Piero Ostellino rispolvera la Costituzione giacobina napoletana del 1799: chi viveva «poco democraticamente, o dissoluto o voluttuoso sarà da Censori privato del diritto attivo e passivo di cittadinanza». «Cos’e pazzi», sentenziò Vincenzo Cuoco. «Ognuno persegue l’ideale di felicità come crede rispondendo alla coscienza e non a un comitato di censori - chiarisce l’editorialista del Corriere - non difendo Berlusconi ma denuncio la truffa sociologica secondo cui l’Italia è fatta da cittadini di serie A e B, una minoranza antropologicamente evoluta contro una massa di incolti».
Lo scrittore Camillo Langone cita i re biblici poligami Davide e Salomone: «Se Dio ha fatto nascere suo figlio da una catena di re porci, adulteri e omicidi una ragione c’è e devo rispettarla». Iva Zanicchi, anticomunista dalla nascita, rivela invece di aver approfittato del Pci: «Ho fatto 500 feste dell’Unità e con quei soldi mi sono costruita una bellissima villa in Brianza».
È Ferrara, irridente e pugnace, a scatenare la platea. Il Palasharp e il suo simbolo tredicenne: «Inculcano l’odio politico fin dalla più tenera età, ed è una vergogna che accada anche nelle scuole pubbliche». Umberto Eco: «Legge Kant ma non lo capisce, o forse legge Eva Kant», la compagna di Diabolik. Gustavo Zagrebelsky, presidente emerito della Consulta: «Il principio del “tutto per tutti” risponde a un’idea di diritto di tipo totalitario che ficca il naso nelle vite degli altri».
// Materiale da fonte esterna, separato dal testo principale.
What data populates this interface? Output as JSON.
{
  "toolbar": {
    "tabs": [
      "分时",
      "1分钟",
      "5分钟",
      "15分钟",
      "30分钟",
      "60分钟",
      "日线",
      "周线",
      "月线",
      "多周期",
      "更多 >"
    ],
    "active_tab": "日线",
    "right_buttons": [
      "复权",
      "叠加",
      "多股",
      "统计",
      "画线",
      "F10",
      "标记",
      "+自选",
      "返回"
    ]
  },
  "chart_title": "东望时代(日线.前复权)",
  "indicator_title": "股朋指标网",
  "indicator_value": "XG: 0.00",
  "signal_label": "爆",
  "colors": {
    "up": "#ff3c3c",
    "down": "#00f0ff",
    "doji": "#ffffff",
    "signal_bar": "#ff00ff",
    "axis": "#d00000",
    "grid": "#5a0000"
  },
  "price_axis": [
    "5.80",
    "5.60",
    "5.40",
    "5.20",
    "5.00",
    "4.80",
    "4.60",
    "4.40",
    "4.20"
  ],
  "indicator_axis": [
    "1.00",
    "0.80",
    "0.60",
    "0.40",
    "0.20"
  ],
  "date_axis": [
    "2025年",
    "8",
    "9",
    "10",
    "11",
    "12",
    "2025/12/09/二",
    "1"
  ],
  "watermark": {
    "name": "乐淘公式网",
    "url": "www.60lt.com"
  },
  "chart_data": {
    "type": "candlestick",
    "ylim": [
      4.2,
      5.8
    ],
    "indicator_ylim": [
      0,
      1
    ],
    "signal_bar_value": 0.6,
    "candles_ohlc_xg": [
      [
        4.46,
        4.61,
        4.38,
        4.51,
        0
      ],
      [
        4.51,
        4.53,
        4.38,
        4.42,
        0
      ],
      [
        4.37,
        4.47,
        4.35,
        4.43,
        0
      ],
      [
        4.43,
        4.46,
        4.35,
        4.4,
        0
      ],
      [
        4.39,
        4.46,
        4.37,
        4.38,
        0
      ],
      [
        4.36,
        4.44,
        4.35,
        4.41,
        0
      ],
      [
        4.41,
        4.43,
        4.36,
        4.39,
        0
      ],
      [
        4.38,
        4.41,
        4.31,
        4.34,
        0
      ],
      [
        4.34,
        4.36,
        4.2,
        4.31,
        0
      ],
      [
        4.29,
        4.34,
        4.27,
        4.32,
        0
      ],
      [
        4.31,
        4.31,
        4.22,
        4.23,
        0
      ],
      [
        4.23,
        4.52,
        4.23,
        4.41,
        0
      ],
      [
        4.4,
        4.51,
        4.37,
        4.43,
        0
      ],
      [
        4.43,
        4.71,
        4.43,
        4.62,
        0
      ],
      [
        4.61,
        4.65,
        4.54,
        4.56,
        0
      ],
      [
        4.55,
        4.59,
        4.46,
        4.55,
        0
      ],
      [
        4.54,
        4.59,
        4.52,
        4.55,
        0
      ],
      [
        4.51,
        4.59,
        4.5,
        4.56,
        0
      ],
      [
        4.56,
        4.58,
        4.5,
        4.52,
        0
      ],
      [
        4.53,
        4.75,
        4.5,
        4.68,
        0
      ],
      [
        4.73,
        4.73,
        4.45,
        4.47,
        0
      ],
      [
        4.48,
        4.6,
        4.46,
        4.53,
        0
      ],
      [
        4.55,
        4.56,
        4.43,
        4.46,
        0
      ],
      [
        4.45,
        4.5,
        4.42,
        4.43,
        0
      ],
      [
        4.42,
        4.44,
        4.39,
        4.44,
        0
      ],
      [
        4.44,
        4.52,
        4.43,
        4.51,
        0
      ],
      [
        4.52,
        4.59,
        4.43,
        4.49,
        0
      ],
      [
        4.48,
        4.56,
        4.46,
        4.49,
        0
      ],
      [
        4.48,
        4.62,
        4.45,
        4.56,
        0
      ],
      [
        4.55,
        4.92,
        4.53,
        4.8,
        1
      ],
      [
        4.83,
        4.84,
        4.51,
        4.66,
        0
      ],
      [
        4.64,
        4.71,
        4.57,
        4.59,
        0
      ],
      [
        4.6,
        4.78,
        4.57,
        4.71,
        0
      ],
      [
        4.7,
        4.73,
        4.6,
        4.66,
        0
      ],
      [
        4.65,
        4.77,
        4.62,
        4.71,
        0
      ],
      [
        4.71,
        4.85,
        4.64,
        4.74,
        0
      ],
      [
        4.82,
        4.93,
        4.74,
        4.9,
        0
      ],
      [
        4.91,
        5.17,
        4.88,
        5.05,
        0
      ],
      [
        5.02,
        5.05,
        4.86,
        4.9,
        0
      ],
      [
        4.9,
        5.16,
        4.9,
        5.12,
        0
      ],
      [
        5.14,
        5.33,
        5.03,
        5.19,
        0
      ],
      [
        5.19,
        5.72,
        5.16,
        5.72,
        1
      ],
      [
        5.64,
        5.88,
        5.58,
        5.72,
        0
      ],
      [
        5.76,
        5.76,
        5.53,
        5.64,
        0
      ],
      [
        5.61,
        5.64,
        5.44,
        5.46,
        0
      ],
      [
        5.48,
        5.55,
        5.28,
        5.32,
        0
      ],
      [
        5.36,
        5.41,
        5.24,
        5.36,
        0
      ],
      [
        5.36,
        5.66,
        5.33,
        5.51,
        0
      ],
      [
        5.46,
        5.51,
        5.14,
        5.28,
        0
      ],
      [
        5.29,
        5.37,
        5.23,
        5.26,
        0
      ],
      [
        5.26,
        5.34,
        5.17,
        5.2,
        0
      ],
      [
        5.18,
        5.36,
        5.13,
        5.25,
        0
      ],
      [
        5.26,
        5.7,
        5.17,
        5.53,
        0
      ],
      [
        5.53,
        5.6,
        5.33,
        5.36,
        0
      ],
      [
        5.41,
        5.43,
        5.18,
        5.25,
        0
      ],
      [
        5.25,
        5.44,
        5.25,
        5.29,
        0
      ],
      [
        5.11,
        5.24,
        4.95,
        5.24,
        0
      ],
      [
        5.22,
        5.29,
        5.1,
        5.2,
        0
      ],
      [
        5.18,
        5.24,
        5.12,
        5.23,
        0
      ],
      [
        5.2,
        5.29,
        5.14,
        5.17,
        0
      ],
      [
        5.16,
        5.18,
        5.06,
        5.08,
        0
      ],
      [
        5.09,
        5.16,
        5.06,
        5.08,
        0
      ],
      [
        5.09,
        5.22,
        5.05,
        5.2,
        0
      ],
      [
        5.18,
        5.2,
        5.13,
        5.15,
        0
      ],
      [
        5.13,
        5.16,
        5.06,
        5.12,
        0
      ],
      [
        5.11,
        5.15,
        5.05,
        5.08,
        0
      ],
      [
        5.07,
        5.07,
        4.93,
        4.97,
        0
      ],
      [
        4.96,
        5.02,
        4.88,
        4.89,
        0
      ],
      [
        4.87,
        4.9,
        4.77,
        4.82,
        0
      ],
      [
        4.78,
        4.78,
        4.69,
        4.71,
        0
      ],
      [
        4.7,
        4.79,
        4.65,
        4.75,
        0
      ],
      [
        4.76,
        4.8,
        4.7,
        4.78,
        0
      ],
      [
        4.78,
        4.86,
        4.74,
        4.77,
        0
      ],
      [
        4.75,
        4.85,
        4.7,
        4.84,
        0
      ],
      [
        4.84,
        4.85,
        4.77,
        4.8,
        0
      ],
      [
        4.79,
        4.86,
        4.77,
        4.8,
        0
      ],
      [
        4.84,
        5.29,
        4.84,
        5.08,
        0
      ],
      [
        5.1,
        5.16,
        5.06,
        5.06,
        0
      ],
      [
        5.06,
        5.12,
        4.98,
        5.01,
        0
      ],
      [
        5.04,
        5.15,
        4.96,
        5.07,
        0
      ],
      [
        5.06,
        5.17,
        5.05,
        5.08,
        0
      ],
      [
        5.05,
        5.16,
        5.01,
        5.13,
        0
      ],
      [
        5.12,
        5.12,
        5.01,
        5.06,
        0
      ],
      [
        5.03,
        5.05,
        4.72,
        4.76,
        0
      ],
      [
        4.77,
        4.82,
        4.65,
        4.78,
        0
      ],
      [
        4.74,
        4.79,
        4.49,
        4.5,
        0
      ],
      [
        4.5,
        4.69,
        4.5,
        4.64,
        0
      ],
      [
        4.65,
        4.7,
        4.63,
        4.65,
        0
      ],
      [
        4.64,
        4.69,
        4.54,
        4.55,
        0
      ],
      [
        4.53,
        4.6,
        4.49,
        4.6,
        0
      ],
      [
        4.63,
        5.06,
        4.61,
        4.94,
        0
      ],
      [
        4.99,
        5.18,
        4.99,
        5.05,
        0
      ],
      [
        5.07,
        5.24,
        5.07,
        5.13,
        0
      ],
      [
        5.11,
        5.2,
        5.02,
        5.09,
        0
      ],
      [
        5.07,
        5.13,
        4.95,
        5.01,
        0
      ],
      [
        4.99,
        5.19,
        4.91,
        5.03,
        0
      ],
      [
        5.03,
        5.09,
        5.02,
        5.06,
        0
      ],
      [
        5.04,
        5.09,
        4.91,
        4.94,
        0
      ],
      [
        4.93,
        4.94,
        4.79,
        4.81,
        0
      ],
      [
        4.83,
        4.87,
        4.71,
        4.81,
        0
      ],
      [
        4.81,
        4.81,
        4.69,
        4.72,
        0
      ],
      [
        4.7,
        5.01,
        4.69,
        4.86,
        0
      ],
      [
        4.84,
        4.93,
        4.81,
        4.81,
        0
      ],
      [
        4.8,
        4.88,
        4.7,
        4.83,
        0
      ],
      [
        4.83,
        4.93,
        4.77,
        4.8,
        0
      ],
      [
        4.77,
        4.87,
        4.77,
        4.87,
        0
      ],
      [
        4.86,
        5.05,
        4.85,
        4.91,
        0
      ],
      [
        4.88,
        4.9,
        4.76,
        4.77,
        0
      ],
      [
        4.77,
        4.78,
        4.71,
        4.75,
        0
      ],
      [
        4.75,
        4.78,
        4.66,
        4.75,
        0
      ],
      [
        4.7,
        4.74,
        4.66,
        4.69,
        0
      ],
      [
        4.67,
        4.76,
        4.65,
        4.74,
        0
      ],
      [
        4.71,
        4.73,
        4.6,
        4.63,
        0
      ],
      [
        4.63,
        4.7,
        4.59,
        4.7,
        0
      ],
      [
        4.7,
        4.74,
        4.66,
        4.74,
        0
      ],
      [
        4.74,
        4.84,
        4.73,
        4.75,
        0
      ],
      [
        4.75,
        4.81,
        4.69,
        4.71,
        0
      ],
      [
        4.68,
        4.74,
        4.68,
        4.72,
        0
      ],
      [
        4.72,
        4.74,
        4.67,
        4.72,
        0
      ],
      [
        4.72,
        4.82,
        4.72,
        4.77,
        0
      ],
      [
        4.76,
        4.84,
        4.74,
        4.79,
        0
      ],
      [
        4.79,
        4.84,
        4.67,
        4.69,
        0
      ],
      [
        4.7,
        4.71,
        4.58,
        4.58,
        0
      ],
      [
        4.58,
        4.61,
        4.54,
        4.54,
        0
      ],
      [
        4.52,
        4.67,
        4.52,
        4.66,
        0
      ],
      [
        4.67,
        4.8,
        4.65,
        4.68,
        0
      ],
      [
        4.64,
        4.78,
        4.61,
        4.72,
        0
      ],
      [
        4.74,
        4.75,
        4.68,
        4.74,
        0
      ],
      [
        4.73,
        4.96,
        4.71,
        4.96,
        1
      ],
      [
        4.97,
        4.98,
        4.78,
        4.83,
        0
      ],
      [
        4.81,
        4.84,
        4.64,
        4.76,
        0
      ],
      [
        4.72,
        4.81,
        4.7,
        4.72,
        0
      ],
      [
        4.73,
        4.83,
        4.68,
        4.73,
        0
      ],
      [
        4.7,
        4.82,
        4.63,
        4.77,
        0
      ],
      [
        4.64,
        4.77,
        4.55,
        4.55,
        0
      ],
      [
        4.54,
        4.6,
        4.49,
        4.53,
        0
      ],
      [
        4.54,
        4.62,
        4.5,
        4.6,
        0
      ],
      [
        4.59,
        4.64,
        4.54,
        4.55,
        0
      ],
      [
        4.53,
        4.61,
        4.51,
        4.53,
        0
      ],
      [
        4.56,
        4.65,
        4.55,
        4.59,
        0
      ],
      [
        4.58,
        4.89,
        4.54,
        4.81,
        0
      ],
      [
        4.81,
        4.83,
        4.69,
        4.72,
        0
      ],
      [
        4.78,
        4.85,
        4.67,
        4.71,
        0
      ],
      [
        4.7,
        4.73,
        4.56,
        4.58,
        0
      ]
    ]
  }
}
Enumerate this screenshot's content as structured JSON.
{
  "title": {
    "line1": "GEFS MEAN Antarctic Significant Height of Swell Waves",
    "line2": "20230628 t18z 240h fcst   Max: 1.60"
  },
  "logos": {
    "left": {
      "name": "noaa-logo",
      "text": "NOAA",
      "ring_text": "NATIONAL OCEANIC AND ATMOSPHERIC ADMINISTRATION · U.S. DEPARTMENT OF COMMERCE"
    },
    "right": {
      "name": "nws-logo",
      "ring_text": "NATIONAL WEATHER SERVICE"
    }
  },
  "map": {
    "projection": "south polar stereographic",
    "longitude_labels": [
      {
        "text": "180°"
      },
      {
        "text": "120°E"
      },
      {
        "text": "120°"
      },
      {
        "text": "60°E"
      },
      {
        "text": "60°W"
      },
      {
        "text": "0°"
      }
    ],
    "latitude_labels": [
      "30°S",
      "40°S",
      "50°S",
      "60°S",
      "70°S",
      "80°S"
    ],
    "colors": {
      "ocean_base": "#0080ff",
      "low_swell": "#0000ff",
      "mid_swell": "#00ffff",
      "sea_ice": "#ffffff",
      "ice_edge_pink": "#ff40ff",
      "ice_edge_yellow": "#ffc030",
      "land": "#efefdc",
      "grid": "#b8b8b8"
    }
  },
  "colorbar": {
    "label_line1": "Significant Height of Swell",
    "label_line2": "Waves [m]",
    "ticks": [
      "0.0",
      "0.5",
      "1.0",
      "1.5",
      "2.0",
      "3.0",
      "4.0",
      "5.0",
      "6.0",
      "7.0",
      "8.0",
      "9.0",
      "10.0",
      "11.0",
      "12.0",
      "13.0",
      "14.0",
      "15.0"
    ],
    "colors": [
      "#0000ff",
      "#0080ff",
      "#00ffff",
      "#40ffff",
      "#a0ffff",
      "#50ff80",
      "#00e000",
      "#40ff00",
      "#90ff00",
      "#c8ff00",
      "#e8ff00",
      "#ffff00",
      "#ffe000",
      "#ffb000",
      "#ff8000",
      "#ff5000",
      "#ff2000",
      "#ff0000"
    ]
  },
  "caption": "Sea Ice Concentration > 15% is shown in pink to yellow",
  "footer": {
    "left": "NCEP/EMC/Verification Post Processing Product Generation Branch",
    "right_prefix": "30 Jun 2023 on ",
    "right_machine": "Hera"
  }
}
Ma adesso siamo al dunque. Berlusconi ha commesso degli errori, «d’altra parte noi non siamo perfettini, ma siamo uniti contro il modo disgustoso e illiberale di voler abbattere il premier con ogni mezzo». Fallita la spallata finiana, non resta che un intervento fuori dalla Costituzione, proposto proprio da chi eleva la Carta a totem intoccabile: azione svolta «dalla procura di Milano tramite un golpe morale, dove l’obbligatorietà dell’azione penale è usata per pedinare, origliare, incastrare. L’errore della telefonata folle e improvvida in questura viene trasformato in crociata puritana perché la debolezza festaiola del Cav può condurlo alla rovina».
Come reagire? Non con «sbiaditi atti censori» come quello proposto in Rai, risponde Ferrara in un crescendo di applausi. «Presidente Berlusconi, lei deve fare il capo dell’Italia, approvare le riforme, tagliare le tasse, rilanciare l’economia. Usi le sue tre tv in modo creativo, valorizzi i giovani liberi, favorisca tanti giornali come il Foglio.

E vada di nuovo in televisione, si impegni nel contraddittorio, basta con queste cose ingessate in cui sembra Breznev. Lei è un uomo di fantasia, ricco, fuori protocollo, ha grinta, animo e coraggio. Deve tornare quello del ’94, libertario, capace, straordinario».